I stared up at the patterns on the top of the tent, the long shadows cast by the edges of the lamp up top.

So much for getting my dick wet and breaking my rules. Instead, I was pouring my heart out to a poor ex-Marine in his backyard.

“Hey,” he said, reaching out and squeezing my arm. “You’re getting in your head too much. Stop it.”

I pulled in a deep breath of the fresh air through my nostrils, looking back at him. “Guilty.”

“I promise, one day you can be a weirdo just like me, sleeping in a tent in your backyard whenever you want, hooking up whenever you want, having total and complete independent freedom,” he said with a small smile.

I lifted an eyebrow. “So this is where you take all your hookups, huh? Here I was thinking it was your bedroom.”

“Oh, no. I only take the ones with bad behavior out here,” he said.

“Great. I thought you said I was pretty, not bad.”

“You can be both,” he said, squeezing my arm again before pulling it away.

“You enjoyed that kiss, and we both know it.”

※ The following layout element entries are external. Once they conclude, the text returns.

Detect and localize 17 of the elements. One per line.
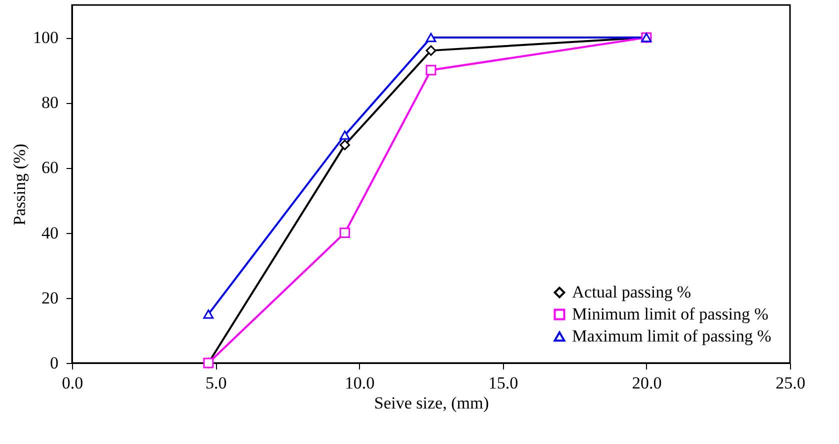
y-tick-label: 40 (42, 223, 58, 242)
legend-label: Maximum limit of passing % (572, 326, 772, 346)
y-tick-label: 80 (42, 93, 58, 112)
y-axis-title: Passing (%) (10, 144, 29, 226)
x-tick-label: 20.0 (632, 374, 662, 392)
legend-label: Actual passing % (572, 282, 691, 302)
y-tick-label: 20 (42, 288, 58, 308)
x-axis-title: Seive size, (mm) (374, 394, 489, 412)
legend-label: Minimum limit of passing % (572, 304, 768, 324)
x-tick-label: 25.0 (776, 374, 806, 392)
x-tick-label: 15.0 (488, 374, 518, 392)
x-tick-label: 5.0 (205, 374, 227, 392)
y-tick-label: 0 (50, 354, 58, 372)
y-tick-label: 60 (42, 158, 58, 178)
y-tick-label: 100 (33, 28, 58, 48)
x-tick-label: 10.0 (344, 374, 375, 392)
x-tick-label: 0.0 (62, 374, 84, 392)
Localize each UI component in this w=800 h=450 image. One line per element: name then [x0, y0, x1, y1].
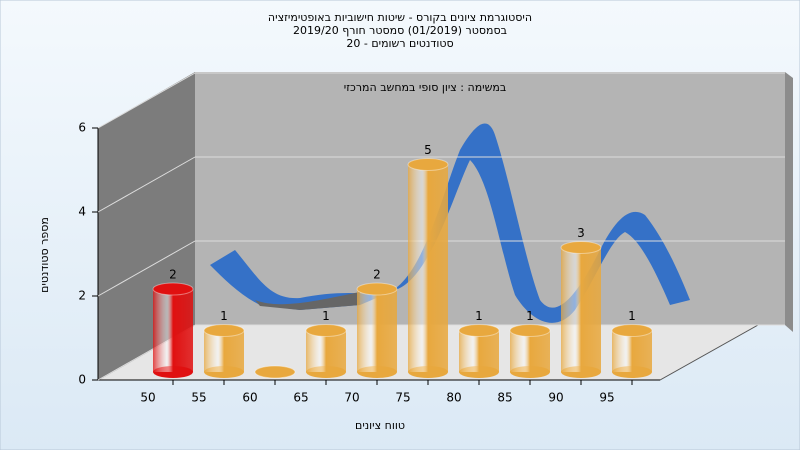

He sighed. “I loved that kiss,” he said, shifting on the mattress, kicking off his boots and bringing his feet up. “And no, I do not take any of my hookups out here. This is my place.”

“So I’m special?”

“You’re not a hookup,” he clarified.

“Oh. Right,” I said, rolling my eyes. “It’s a damn shame. I really did want to feel what those rough hands would be like on my body.”

“Rough?” he asked, with mock offense. “I try to put lotion on them. When I remember.”

I laughed. “When you remember?”

“It’s not easy to.”

“I have an entire skincare routine, every morning and every night,” I said. “I’ve never admitted that to anyone but Rachel.”

“Of course you do,” Luke said. “You’re very cute, Cameron.”

A little flutter of butterflies passed through my chest every time he complimented me. I had forgotten how nice it felt to be wanted by someone new, or at the very least, liked.

He sat up for a second, reaching over and turning off the little electric lantern. We were bathed in darkness for a moment, but as my eyes adjusted, the soft glow of the outdoor string lights filtered through the gauze of the tent.